Viens ensuite le grand moment, qui durera d'ailleurs plus longtemps que le premier set... Plus longtemps que le groupe l'avait lui-même prévu, très certainement. Le Korigan n'offrant aucune deadline, contrairement aux trop strictes salles parisiennes, le groupe a en effet pu se donner à fond, jusqu'à la dernière goutte d'énergie, afin d'offrir aux gens présents une expérience qu'ils ne seront pas prêts d'oublier.

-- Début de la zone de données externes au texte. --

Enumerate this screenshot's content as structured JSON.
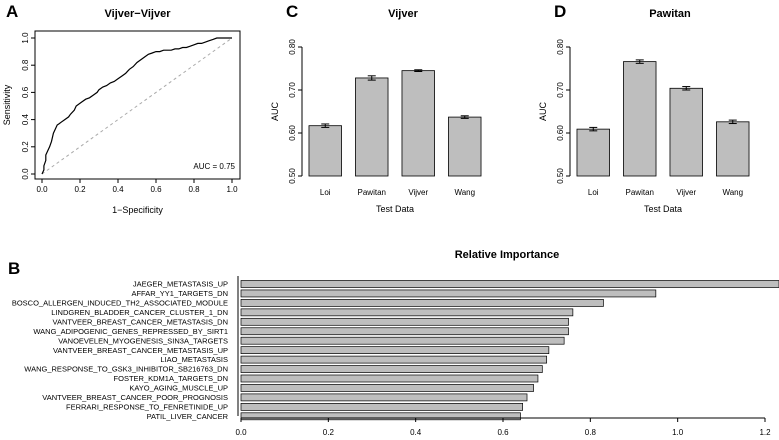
{
  "panels": {
    "a": {
      "letter": "A"
    },
    "b": {
      "letter": "B"
    },
    "c": {
      "letter": "C"
    },
    "d": {
      "letter": "D"
    }
  },
  "chart_data": [
    {
      "id": "A",
      "type": "line",
      "title": "Vijver−Vijver",
      "xlabel": "1−Specificity",
      "ylabel": "Sensitivity",
      "xlim": [
        0,
        1
      ],
      "ylim": [
        0,
        1
      ],
      "xticks": [
        "0.0",
        "0.2",
        "0.4",
        "0.6",
        "0.8",
        "1.0"
      ],
      "yticks": [
        "0.0",
        "0.2",
        "0.4",
        "0.6",
        "0.8",
        "1.0"
      ],
      "annotation": "AUC = 0.75",
      "diagonal": true,
      "roc": {
        "x": [
          0.0,
          0.01,
          0.01,
          0.02,
          0.02,
          0.03,
          0.04,
          0.05,
          0.06,
          0.07,
          0.08,
          0.09,
          0.1,
          0.12,
          0.14,
          0.15,
          0.17,
          0.18,
          0.2,
          0.21,
          0.23,
          0.25,
          0.27,
          0.29,
          0.3,
          0.32,
          0.34,
          0.36,
          0.38,
          0.4,
          0.42,
          0.44,
          0.46,
          0.48,
          0.5,
          0.52,
          0.54,
          0.56,
          0.58,
          0.6,
          0.62,
          0.64,
          0.66,
          0.68,
          0.7,
          0.72,
          0.74,
          0.76,
          0.78,
          0.8,
          0.82,
          0.84,
          0.86,
          0.88,
          0.9,
          0.92,
          0.94,
          0.96,
          1.0
        ],
        "y": [
          0.0,
          0.03,
          0.06,
          0.1,
          0.14,
          0.17,
          0.2,
          0.24,
          0.3,
          0.33,
          0.36,
          0.37,
          0.38,
          0.4,
          0.42,
          0.44,
          0.47,
          0.5,
          0.52,
          0.53,
          0.55,
          0.56,
          0.58,
          0.6,
          0.62,
          0.64,
          0.65,
          0.67,
          0.68,
          0.7,
          0.72,
          0.74,
          0.77,
          0.79,
          0.82,
          0.84,
          0.86,
          0.88,
          0.89,
          0.9,
          0.9,
          0.91,
          0.91,
          0.91,
          0.92,
          0.92,
          0.93,
          0.93,
          0.94,
          0.95,
          0.96,
          0.96,
          0.97,
          0.98,
          0.99,
          1.0,
          1.0,
          1.0,
          1.0
        ]
      }
    },
    {
      "id": "C",
      "type": "bar",
      "title": "Vijver",
      "xlabel": "Test Data",
      "ylabel": "AUC",
      "categories": [
        "Loi",
        "Pawitan",
        "Vijver",
        "Wang"
      ],
      "values": [
        0.617,
        0.728,
        0.745,
        0.637
      ],
      "errors": [
        0.004,
        0.005,
        0.002,
        0.003
      ],
      "ylim": [
        0.5,
        0.8
      ],
      "yticks": [
        "0.50",
        "0.60",
        "0.70",
        "0.80"
      ]
    },
    {
      "id": "D",
      "type": "bar",
      "title": "Pawitan",
      "xlabel": "Test Data",
      "ylabel": "AUC",
      "categories": [
        "Loi",
        "Pawitan",
        "Vijver",
        "Wang"
      ],
      "values": [
        0.609,
        0.766,
        0.704,
        0.626
      ],
      "errors": [
        0.004,
        0.004,
        0.004,
        0.004
      ],
      "ylim": [
        0.5,
        0.8
      ],
      "yticks": [
        "0.50",
        "0.60",
        "0.70",
        "0.80"
      ]
    },
    {
      "id": "B",
      "type": "bar",
      "orientation": "horizontal",
      "title": "Relative Importance",
      "categories": [
        "JAEGER_METASTASIS_UP",
        "AFFAR_YY1_TARGETS_DN",
        "BOSCO_ALLERGEN_INDUCED_TH2_ASSOCIATED_MODULE",
        "LINDGREN_BLADDER_CANCER_CLUSTER_1_DN",
        "VANTVEER_BREAST_CANCER_METASTASIS_DN",
        "WANG_ADIPOGENIC_GENES_REPRESSED_BY_SIRT1",
        "VANOEVELEN_MYOGENESIS_SIN3A_TARGETS",
        "VANTVEER_BREAST_CANCER_METASTASIS_UP",
        "LIAO_METASTASIS",
        "WANG_RESPONSE_TO_GSK3_INHIBITOR_SB216763_DN",
        "FOSTER_KDM1A_TARGETS_DN",
        "KAYO_AGING_MUSCLE_UP",
        "VANTVEER_BREAST_CANCER_POOR_PROGNOSIS",
        "FERRARI_RESPONSE_TO_FENRETINIDE_UP",
        "PATIL_LIVER_CANCER"
      ],
      "values": [
        1.24,
        0.95,
        0.83,
        0.76,
        0.75,
        0.75,
        0.74,
        0.705,
        0.7,
        0.69,
        0.68,
        0.67,
        0.655,
        0.645,
        0.64
      ],
      "xlim": [
        0,
        1.2
      ],
      "xticks": [
        "0.0",
        "0.2",
        "0.4",
        "0.6",
        "0.8",
        "1.0",
        "1.2"
      ]
    }
  ]
}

Le tableau de cette apothéose s'avère simple : le bassiste Graeme English et le leader guitariste Steve Ramsey (tout deux d'ailleurs prêts à réssuciter le cultissime groupe Satan l'an prochain le temps d'un festival) sueront à grosses gouttes mais jamais ne perdront le sourire ni l'occasion de boire un coup (surtout Mr. English)... Le batteur Arron Walton, benjamin du quintet, ne cessera de taper sans faiblir... Quant à la flamboyante et magistrale violoniste Georgina Biddle, c'est avec fougue, joie de vivre, précision et virtuosité qu'elle n'hésitera pas à se balader dans la foule, de faire le tour de la salle ou d'headbanger sans répit aux côtés d'un chanteur qui y laissera les derniers trémolos de sa voix jusqu'à plus soif.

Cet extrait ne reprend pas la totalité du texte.